When the sun comes out, it is sweltering inside. At night, the freezing wind blows right through.

Progress can be agonisingly slow: proof that the terrain of central Iraq will be harder to operate in than the flat, featureless desert of northern Kuwait, where the last Gulf War was fought and won.

Every single marsh and mudflat seems to have been bulldozed to provide cover for tanks and ambushing units.

The roadside is littered with crushed packs of cigarettes, cans of soda, and half-eaten bags of rations.

One soldier reads a book on a makeshift toilet - an upturned can of ammunition - oblivious to the passing traffic.

Fresh-faced generation

Moving metre by metre, kilometre by kilometre, private fears remain unspoken. The soldiers do not say how they feel, they just say they want to "get the job done." They are moving forward and that is all that matters.

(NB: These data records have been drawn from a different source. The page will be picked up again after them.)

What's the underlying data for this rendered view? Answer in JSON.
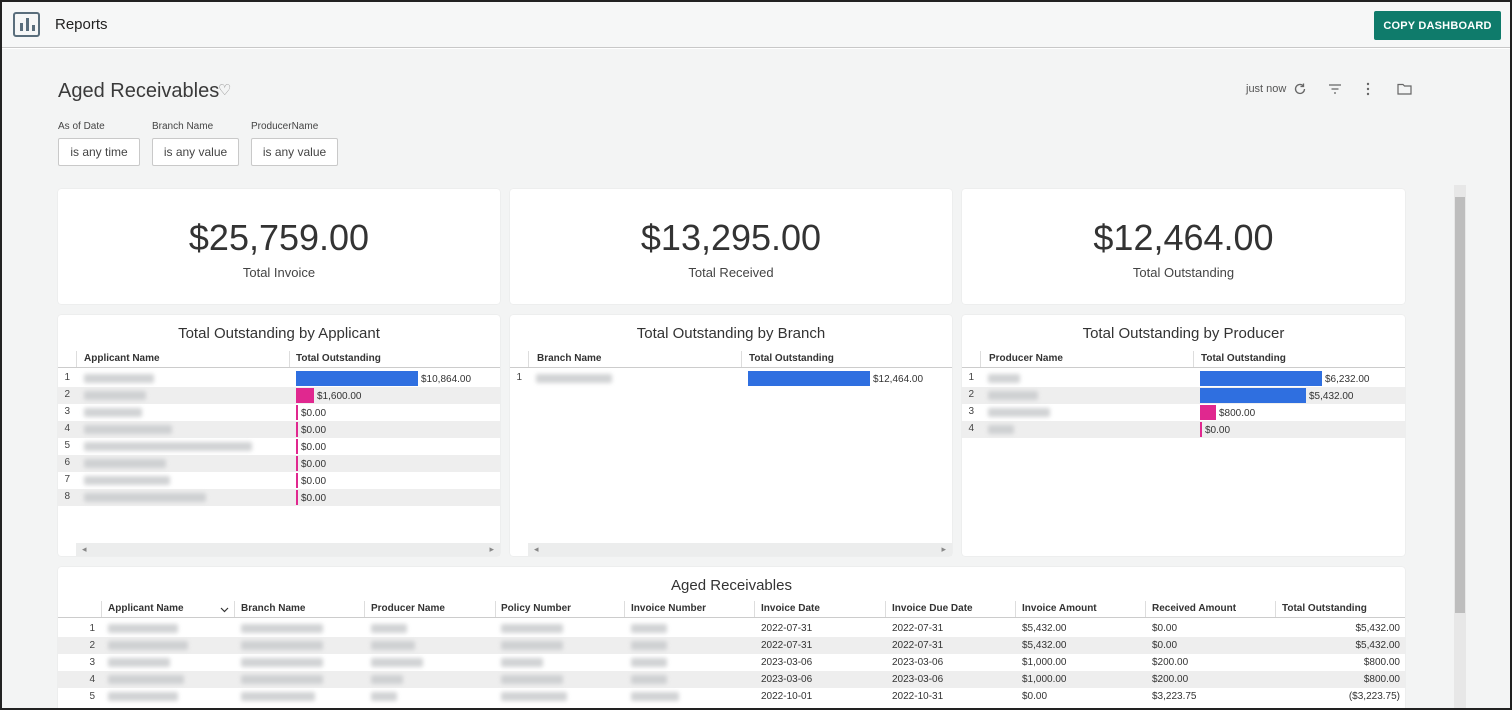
{
  "app": {
    "title": "Reports",
    "copy_button": "COPY DASHBOARD"
  },
  "dashboard": {
    "title": "Aged Receivables",
    "last_updated": "just now",
    "filters": [
      {
        "label": "As of Date",
        "value": "is any time"
      },
      {
        "label": "Branch Name",
        "value": "is any value"
      },
      {
        "label": "ProducerName",
        "value": "is any value"
      }
    ]
  },
  "kpis": [
    {
      "value": "$25,759.00",
      "label": "Total Invoice"
    },
    {
      "value": "$13,295.00",
      "label": "Total Received"
    },
    {
      "value": "$12,464.00",
      "label": "Total Outstanding"
    }
  ],
  "by_applicant": {
    "title": "Total Outstanding by Applicant",
    "col1": "Applicant Name",
    "col2": "Total Outstanding",
    "rows": [
      {
        "n": "1",
        "label": "$10,864.00",
        "value": 10864
      },
      {
        "n": "2",
        "label": "$1,600.00",
        "value": 1600
      },
      {
        "n": "3",
        "label": "$0.00",
        "value": 0
      },
      {
        "n": "4",
        "label": "$0.00",
        "value": 0
      },
      {
        "n": "5",
        "label": "$0.00",
        "value": 0
      },
      {
        "n": "6",
        "label": "$0.00",
        "value": 0
      },
      {
        "n": "7",
        "label": "$0.00",
        "value": 0
      },
      {
        "n": "8",
        "label": "$0.00",
        "value": 0
      }
    ]
  },
  "by_branch": {
    "title": "Total Outstanding by Branch",
    "col1": "Branch Name",
    "col2": "Total Outstanding",
    "rows": [
      {
        "n": "1",
        "label": "$12,464.00",
        "value": 12464
      }
    ]
  },
  "by_producer": {
    "title": "Total Outstanding by Producer",
    "col1": "Producer Name",
    "col2": "Total Outstanding",
    "rows": [
      {
        "n": "1",
        "label": "$6,232.00",
        "value": 6232
      },
      {
        "n": "2",
        "label": "$5,432.00",
        "value": 5432
      },
      {
        "n": "3",
        "label": "$800.00",
        "value": 800
      },
      {
        "n": "4",
        "label": "$0.00",
        "value": 0
      }
    ]
  },
  "aged_table": {
    "title": "Aged Receivables",
    "columns": [
      "Applicant Name",
      "Branch Name",
      "Producer Name",
      "Policy Number",
      "Invoice Number",
      "Invoice Date",
      "Invoice Due Date",
      "Invoice Amount",
      "Received Amount",
      "Total Outstanding"
    ],
    "rows": [
      {
        "n": "1",
        "invoice_date": "2022-07-31",
        "due_date": "2022-07-31",
        "invoice_amount": "$5,432.00",
        "received": "$0.00",
        "outstanding": "$5,432.00"
      },
      {
        "n": "2",
        "invoice_date": "2022-07-31",
        "due_date": "2022-07-31",
        "invoice_amount": "$5,432.00",
        "received": "$0.00",
        "outstanding": "$5,432.00"
      },
      {
        "n": "3",
        "invoice_date": "2023-03-06",
        "due_date": "2023-03-06",
        "invoice_amount": "$1,000.00",
        "received": "$200.00",
        "outstanding": "$800.00"
      },
      {
        "n": "4",
        "invoice_date": "2023-03-06",
        "due_date": "2023-03-06",
        "invoice_amount": "$1,000.00",
        "received": "$200.00",
        "outstanding": "$800.00"
      },
      {
        "n": "5",
        "invoice_date": "2022-10-01",
        "due_date": "2022-10-31",
        "invoice_amount": "$0.00",
        "received": "$3,223.75",
        "outstanding": "($3,223.75)"
      }
    ]
  },
  "colors": {
    "accent": "#0f7b6b",
    "bar_blue": "#2f6fe0",
    "bar_pink": "#e0288f"
  },
  "icons": [
    "bar-chart-icon",
    "heart-icon",
    "refresh-icon",
    "filter-icon",
    "more-vert-icon",
    "folder-icon",
    "sort-chevron-icon",
    "scroll-left-icon",
    "scroll-right-icon"
  ]
}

Many are teenagers straight out of training. Whatever deadly improvements technology has made to the weapons, wars have always been fought by this fresh-faced generation.

Sometimes they joke about the dangers they face. It is a black humour full of chilling harshness, but it helps. They will deal with the truth when they have time.

Sometimes troops come across smiling and waving Iraqi civilians, probably happier at the prospect of free food and water than the US and British invasion.

They live in ramshackle mud-huts. Adults, children and pets alike look malnourished. Their robes flap in the wind as if on coat hangers.

They make peace signs and point at their mouths.

Young POWs cry silently

And sometimes the Iraqis seen by reporters are prisoners of war, like dozens of men sitting cross-legged in the sand, heads bent forward, hands behind their backs, in various stages of physical and mental ruin.

Some of the younger prisoners cried silently to themselves, the tears making dirty lines down haunted faces. Their peers painted on blank expressions, as if only too accustomed to the privations of war.

Some of them may have seen service in all of the last three decades: the strength-sapping Iran-Iraq war of the 1980s, the Kuwait invasion and subsequent expulsion of 1990-91 and finally this present and final stand by Saddam.

This war might - just might - end their fighting years for good.